ふと目を覚ました雅は細みながらもしっかりとした栖谷の体をそっと撫でる…
「キレい…」
そう呟きながらもそっと髪に指を通す。さらりとしながら、男性にしては細い髪質…ふわりと鼻をくすぐる香水の香りに包まれながらも雅は栖谷の唇を指でなぞった。
「そんなに加賀さんの事ばっかだったかなぁ……こんなに好きなの…洸だけなのに…嫉妬なんて…かわいい…」
クスクスと笑っている雅。
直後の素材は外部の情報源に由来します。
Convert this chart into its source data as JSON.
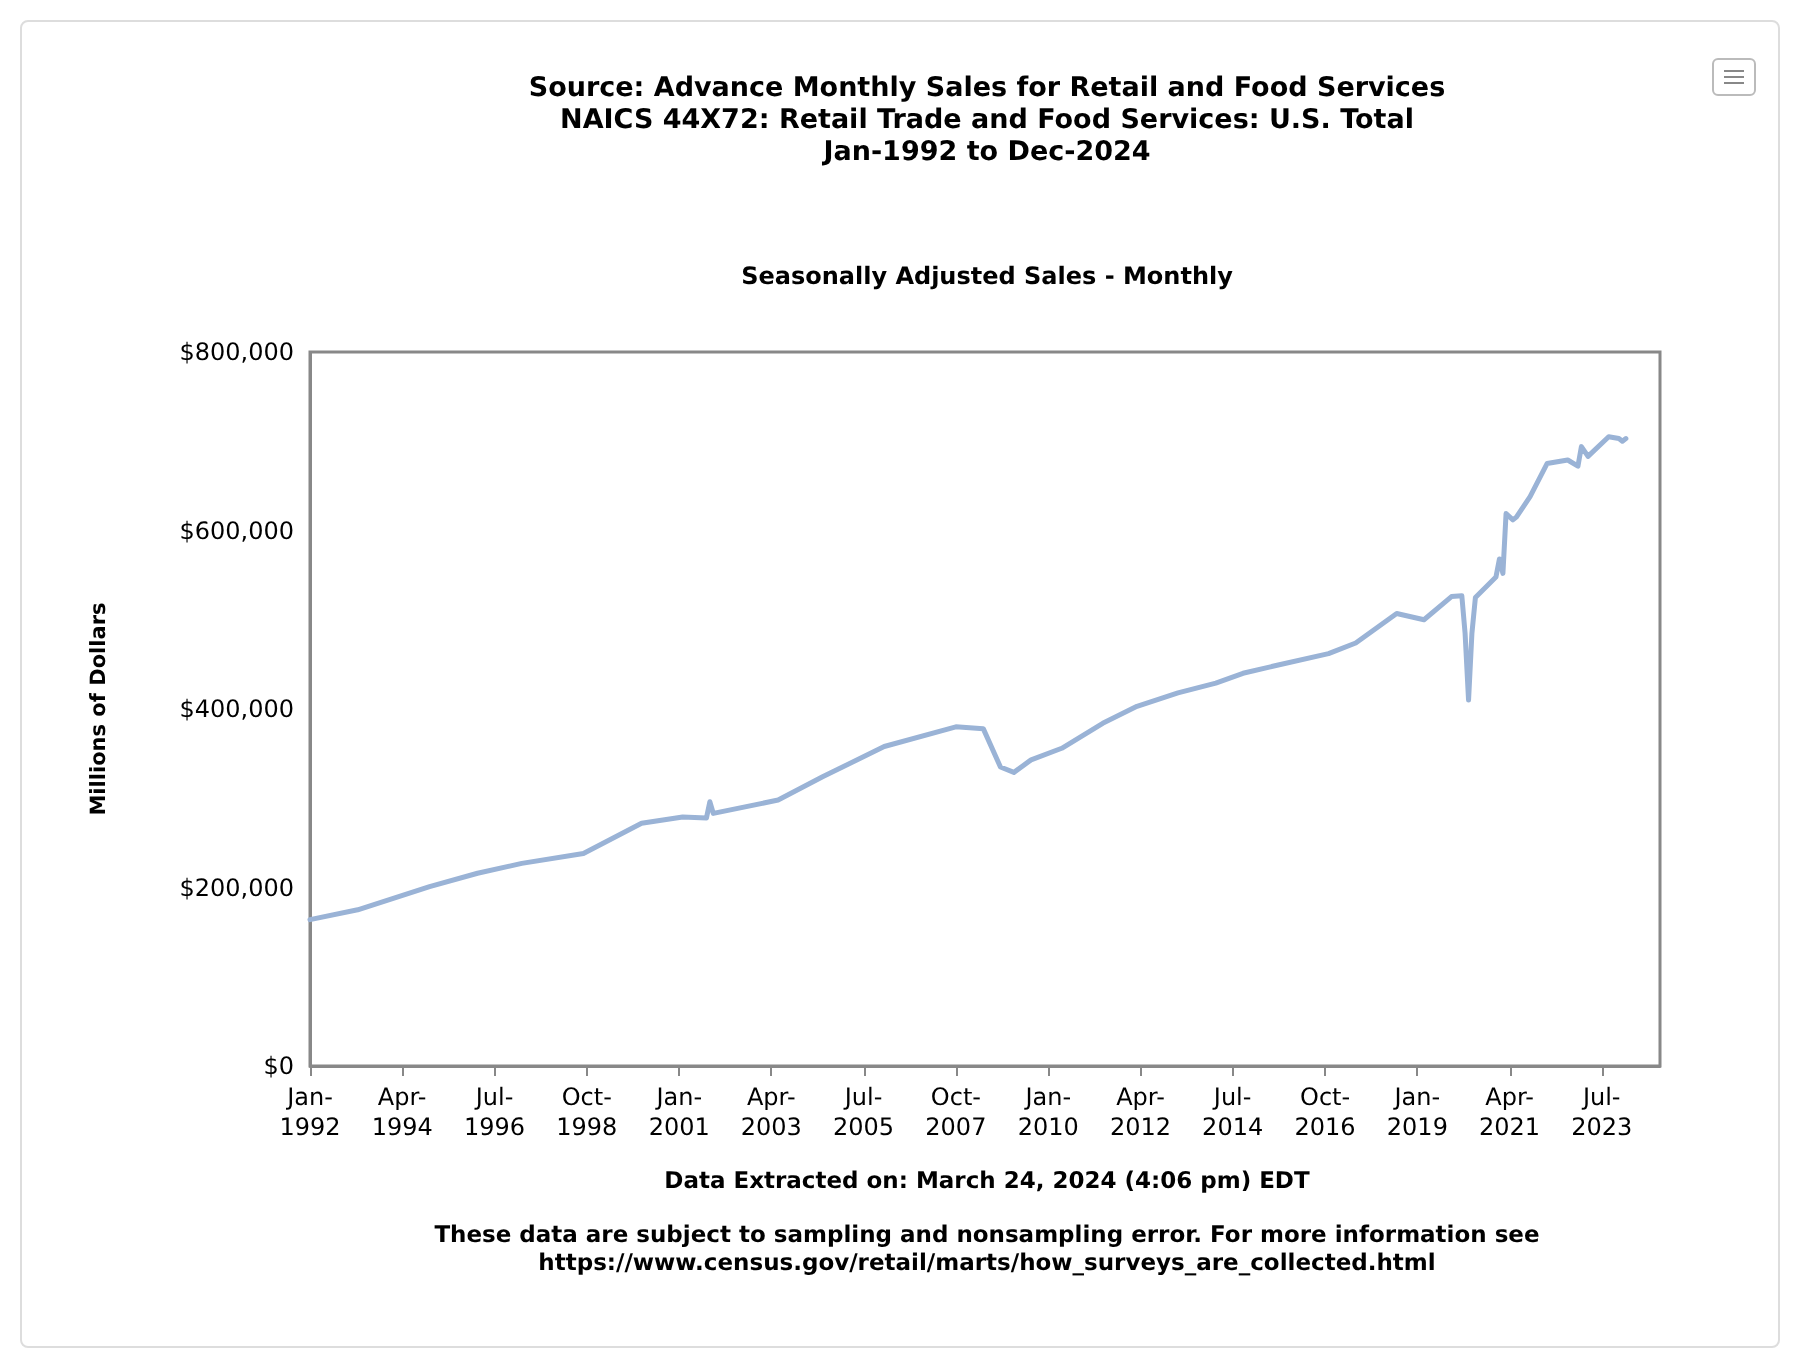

その後に睫毛の長さに気付き、そっと唇が触れるだけのキスを交わす。すぐに離れるもののすぐに雅は栖谷に組み敷かれた。
「こぅ…?!」
「そんなに僕の事好き?」
「……ッ」
「物足りなかった?」
「そんな事…」
「フフ…僕の事襲って……ただでは済まさないよ?」
そう言うと首筋に噛みつく様に吸い付いた。何度も…何度も吸い付き、跡を残していく。しかし、余りされてこなかった場所を攻め立てる栖谷。
「ン…ァ…」
指は雅の体をするりとなぞりあげていく…唇や舌も止まる事は無く愛撫を続けて止まらなかった。栖谷の片口に手を置き、押し戻そうとするも適う事は無かった。
「ア…ンァ……ッヤ…」
「嫌じゃないだろう?」
「……ンフゥ…」
体を捩りながらもシーツにすがる雅の手を握り、栖谷は意地悪そうに問いかけた。
「僕にすがればいい…」
「…ンァ…」
「もっと見せて…僕だけに……」
そう言いながらも愛撫の手を止める事なく、雅を絶頂まで誘いぬいた。くたりと力が抜けた時、ようやく栖谷の愛撫の手が収まるかと思った雅。しかしそれでもまだ栖谷のそれは止まらなかったのだ。
何度も…何度も…・・栖谷の腕の中で雅は感じ、絶頂を迎える……どれほどか解らなくなるくらい回数を重ねた後にようやく栖矢の愛撫の手は収まった。
「ハァ……ハァ…」
「…愛してる…雅…」
その初めての言葉を雅は遠くの意識の中で聞く事となったのだった。